ART IN CULTURE KOREA
ART IN CULTURE KOREA
Jane Farver, a veteran curator and arts administrator who directed the MIT List Visual Arts Center for more than a decade, organized a pioneering show about the international history of conceptual art, and had recently helped manage the Prospect exhibition in New Orleans, died earlier this week in Venice, Italy. People who were close to her said the cause of death was a heart attack. She was 68.
Farver retired as director of the MIT List Visual Arts Center in 2011, after 12 years on the job, during which time she organized shows with numerous artists, including Mel Chin, Paul Pfeiffer, Runa Islam, Adel Abdessemed, Tavares Strachan, Yael Bartana, Isaac Julien, Sturtevant (with Udo Kittelmann, of the MMK Franfurt), and Yoko Ono, in collaboration with now-Guggenheim curator Alexandra Munroe and Fluxus specialist Jon Hendricks. During her tenure there, she was commissioner for Fred Wilson’s 2003 show at the U.S. pavilion at the Venice Biennale and managed an extensive display of public art on the museum’s campus. She also helped commission works from Sol LeWitt, Sarah Sze, Martin Boyce, Dan Graham, and others. The year she retired she served as artistic director of the Incheon Women Artists Biennale in Incheon, South Korea.
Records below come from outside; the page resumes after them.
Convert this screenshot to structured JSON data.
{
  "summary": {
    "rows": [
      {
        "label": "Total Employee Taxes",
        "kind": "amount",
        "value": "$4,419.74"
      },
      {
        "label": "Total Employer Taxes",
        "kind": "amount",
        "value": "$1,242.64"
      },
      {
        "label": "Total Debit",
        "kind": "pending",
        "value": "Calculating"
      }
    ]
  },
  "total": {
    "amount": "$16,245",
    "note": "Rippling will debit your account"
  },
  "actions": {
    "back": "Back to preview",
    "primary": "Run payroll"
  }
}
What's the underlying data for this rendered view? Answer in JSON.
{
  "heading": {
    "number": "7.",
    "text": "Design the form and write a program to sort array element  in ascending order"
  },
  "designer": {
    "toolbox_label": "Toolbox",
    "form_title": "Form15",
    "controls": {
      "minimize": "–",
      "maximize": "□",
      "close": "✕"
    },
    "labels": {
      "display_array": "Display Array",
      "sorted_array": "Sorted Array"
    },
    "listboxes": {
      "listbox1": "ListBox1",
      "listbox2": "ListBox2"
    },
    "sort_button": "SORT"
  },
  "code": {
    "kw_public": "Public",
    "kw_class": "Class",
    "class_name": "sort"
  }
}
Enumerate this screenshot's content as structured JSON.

But Farver was perhaps best known for the 1999 exhibition “Global Conceptualism: Points of Origin 1950s–1980s,” a survey that investigated the global reach of the namesake movement whose study in the United States was long focused on North America and Europe. That show, which she curated with Luis Camnitzer and Rachel Weiss, along with a team of advisors, visited the Walker Art Center, the Miami Art Museum, the MIT List Visual Art Center, and the Queens Museum, where Farver was director of exhibitions from 1992 to 1999. In 2000, she was among the six curators of the Whitney Biennial.
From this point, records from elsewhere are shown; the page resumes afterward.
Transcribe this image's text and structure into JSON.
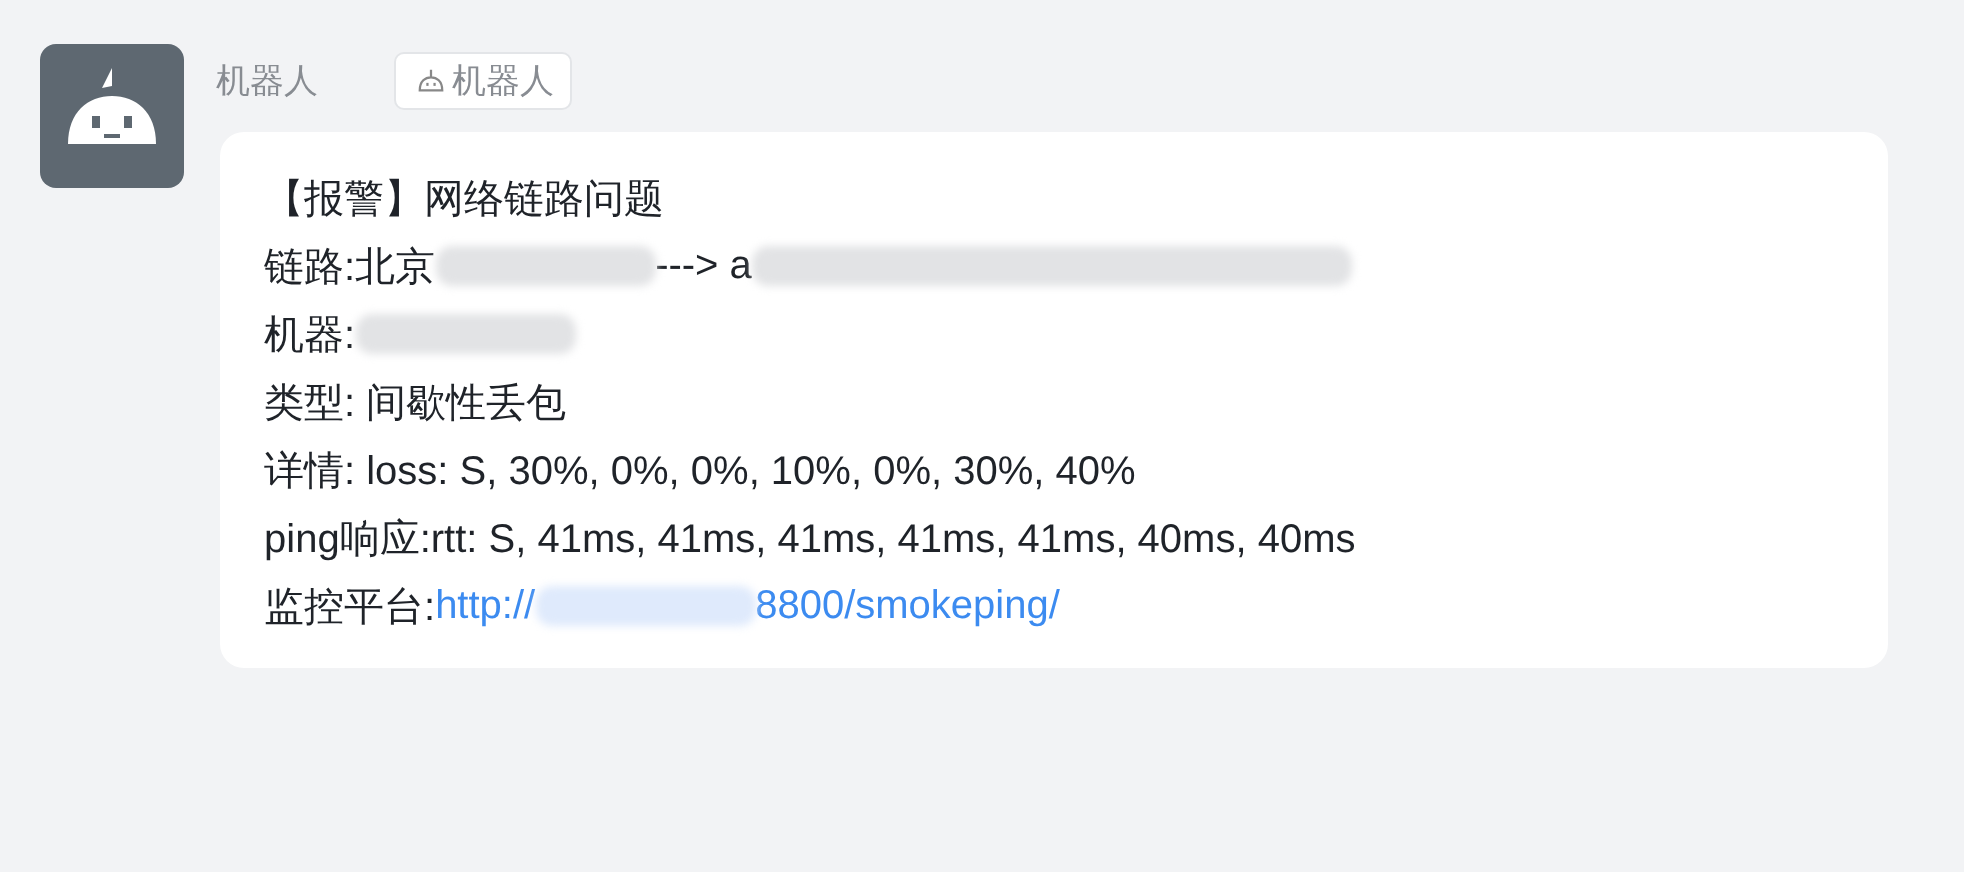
{
  "sender": {
    "name": "机器人",
    "tag": "机器人"
  },
  "message": {
    "lines": [
      {
        "parts": [
          {
            "kind": "text",
            "text": "【报警】网络链路问题"
          }
        ]
      },
      {
        "parts": [
          {
            "kind": "text",
            "text": "链路:北京"
          },
          {
            "kind": "redacted"
          },
          {
            "kind": "text",
            "text": "---> a"
          },
          {
            "kind": "redacted-long"
          }
        ]
      },
      {
        "parts": [
          {
            "kind": "text",
            "text": "机器:"
          },
          {
            "kind": "redacted"
          }
        ]
      },
      {
        "parts": [
          {
            "kind": "text",
            "text": "类型: 间歇性丢包"
          }
        ]
      },
      {
        "parts": [
          {
            "kind": "text",
            "text": "详情: loss: S, 30%, 0%, 0%, 10%, 0%, 30%, 40%"
          }
        ]
      },
      {
        "parts": [
          {
            "kind": "text",
            "text": "ping响应:rtt: S, 41ms, 41ms, 41ms, 41ms, 41ms, 40ms, 40ms"
          }
        ]
      },
      {
        "parts": [
          {
            "kind": "text",
            "text": "监控平台:"
          },
          {
            "kind": "link",
            "text": "http://"
          },
          {
            "kind": "redacted-link"
          },
          {
            "kind": "link",
            "text": "8800/smokeping/"
          }
        ]
      }
    ]
  }
}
Following her retirement from MIT, Farver had begun working as consulting director for U.S. Biennial, Inc., the organization that funds the Prospect triennial in New Orleans, which has historically been financially unstable, handling issues like fundraising, educational programs, and administrative aspects of the exhibition. She had recently been working on the catalogue for Joan Jonas’s show at the U.S. pavilion for this year’s Venice Biennale, which opens next week. In addition, she was visiting critic at Cornell University’s AAP NYC program and was consulting on the creation of a new art program at the University of Massachusetts at Lowell.
Before joining the Queens Museum, Farver had been director of the Lehman College Art Gallery at the City University of New York in the Bronx from 1990 to 1992, the director of the Tomoko Liguori Gallery in New York from 1988 to 1989, the assistant director and curator of the Alternative Museum in New York from 1985–87, for which she organized a 20-year Adrian Piper survey, and director of the Cleveland alternative space Spaces from 1981 to 1985. For the decade before that she was a photograph librarian at the Cleveland Museum of Art.
The list of boards that Farver served on, organizations she advised, and projects she juried is long. She earned her master’s in art history from Kent State University in Kent, Ohio, and her B.A. in English from Seton Hill College, in Greenburg, Pennsylvania.